Die Mitglieder der Projektgruppe „Quistorie“ der Gemeinschaftsschule Quierschied haben sich im Schuljahr 2025/2026 auf historische Schatzsuche begeben. Vier Schüler der Klassenstufe 8 haben die Geschichte eines Wasserschlosses erforscht, das während des Dreißigjährigen Krieges im Jahr 1635 vollständig zerstört wurde. Beim Sturm auf das Schloss wurden sämtliche Einwohner bestialisch ermordet. Nur ein zehnjähriger Junge überlebte das Massaker.

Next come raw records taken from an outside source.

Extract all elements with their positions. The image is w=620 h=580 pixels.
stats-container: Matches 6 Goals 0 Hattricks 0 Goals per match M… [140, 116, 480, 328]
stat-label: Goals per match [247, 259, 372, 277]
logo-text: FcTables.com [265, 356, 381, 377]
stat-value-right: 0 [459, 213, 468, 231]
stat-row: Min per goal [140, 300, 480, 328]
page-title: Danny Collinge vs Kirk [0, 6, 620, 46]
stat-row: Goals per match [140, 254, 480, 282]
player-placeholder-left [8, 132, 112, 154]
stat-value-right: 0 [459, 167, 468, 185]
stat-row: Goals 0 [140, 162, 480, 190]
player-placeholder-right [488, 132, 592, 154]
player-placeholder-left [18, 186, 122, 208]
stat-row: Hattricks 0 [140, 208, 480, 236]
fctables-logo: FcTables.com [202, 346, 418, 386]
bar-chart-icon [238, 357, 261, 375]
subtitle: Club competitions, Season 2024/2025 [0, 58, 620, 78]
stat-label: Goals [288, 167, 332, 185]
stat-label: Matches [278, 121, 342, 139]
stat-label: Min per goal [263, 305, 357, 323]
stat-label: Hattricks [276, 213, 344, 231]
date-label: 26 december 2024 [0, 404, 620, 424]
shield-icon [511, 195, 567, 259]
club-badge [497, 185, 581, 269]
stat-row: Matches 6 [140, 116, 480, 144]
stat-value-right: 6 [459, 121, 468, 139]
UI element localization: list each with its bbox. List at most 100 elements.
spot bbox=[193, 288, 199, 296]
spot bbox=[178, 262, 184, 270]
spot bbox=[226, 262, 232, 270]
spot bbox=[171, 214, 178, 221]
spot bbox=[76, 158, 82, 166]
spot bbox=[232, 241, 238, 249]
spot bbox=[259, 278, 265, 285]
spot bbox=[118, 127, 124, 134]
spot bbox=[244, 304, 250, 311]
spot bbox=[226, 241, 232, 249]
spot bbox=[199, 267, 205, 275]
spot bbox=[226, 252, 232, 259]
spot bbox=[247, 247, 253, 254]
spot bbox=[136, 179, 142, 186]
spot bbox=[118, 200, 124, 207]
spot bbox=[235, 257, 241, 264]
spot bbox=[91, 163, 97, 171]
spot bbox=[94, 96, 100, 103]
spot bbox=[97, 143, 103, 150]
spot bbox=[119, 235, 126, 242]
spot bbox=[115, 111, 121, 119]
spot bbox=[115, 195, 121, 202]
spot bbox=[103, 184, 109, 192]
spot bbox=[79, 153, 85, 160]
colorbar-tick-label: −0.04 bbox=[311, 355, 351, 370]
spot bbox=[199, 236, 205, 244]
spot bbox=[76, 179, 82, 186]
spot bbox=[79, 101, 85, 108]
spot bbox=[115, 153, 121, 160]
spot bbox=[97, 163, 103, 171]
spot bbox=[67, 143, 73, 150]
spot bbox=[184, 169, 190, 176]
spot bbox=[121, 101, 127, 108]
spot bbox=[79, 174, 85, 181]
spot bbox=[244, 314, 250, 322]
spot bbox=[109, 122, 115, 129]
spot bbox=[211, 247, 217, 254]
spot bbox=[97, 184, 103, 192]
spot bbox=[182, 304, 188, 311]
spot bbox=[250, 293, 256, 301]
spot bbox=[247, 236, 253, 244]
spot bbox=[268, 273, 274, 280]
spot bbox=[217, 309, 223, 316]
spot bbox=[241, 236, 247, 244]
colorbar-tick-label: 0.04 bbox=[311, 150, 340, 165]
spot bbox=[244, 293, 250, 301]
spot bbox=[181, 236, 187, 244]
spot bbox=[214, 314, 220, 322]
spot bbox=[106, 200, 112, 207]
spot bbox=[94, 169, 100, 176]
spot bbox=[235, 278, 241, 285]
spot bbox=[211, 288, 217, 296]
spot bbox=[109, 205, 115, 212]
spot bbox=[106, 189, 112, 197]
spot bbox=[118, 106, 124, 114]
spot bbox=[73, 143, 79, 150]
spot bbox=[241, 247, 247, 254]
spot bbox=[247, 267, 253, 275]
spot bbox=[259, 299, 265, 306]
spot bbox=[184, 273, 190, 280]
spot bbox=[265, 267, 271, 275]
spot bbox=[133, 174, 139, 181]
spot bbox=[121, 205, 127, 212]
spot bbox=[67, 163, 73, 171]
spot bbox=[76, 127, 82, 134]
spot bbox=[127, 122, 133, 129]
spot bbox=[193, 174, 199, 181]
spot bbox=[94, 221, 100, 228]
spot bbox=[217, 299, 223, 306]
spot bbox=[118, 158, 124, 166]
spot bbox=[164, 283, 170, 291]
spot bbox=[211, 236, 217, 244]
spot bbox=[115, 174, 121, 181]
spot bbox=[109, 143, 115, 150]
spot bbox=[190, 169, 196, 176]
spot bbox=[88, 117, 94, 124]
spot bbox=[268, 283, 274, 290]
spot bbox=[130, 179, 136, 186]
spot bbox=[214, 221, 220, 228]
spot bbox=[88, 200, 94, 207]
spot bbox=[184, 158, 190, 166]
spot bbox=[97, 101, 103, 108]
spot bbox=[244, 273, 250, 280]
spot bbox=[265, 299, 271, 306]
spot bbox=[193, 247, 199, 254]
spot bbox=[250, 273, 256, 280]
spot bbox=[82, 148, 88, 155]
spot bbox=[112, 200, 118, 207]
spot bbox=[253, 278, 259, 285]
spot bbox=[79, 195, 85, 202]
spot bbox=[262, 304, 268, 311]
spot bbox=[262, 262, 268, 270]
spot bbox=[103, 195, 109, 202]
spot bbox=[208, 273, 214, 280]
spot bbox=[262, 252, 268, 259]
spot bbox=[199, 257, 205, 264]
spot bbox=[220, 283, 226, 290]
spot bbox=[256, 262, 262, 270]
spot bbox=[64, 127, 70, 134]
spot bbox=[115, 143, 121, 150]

Sein Zeugenbericht und die noch erhaltenen Klageschriften seiner Tochter bilden die Grundlagen der Forschung. Die Projektgruppe hat beschlossen, die Resultate in einen selbst gestalteten Comic einfließen zu lassen.
Wir sind uns sicher, dass das Comic-Projekt „Der letzte Mensch von Quirst“ Schülerinnen und Schüler auf mehreren Ebenen – historisch, kreativ und gesellschaftlich – bewegt. Im Zentrum steht die eigenständige Auseinandersetzung mit der regionalen Geschichte Quierschieds im Kontext des Dreißigjährigen Krieges. Die Schüler bewegen sich dabei nicht nur inhaltlich durch eine historische Epoche, sondern auch aktiv durch Archive, Quellenmaterial und Gespräche mit regionalen Akteuren. Geschichte wird nicht konsumiert, sondern erforscht, interpretiert und kreativ neu gestaltet.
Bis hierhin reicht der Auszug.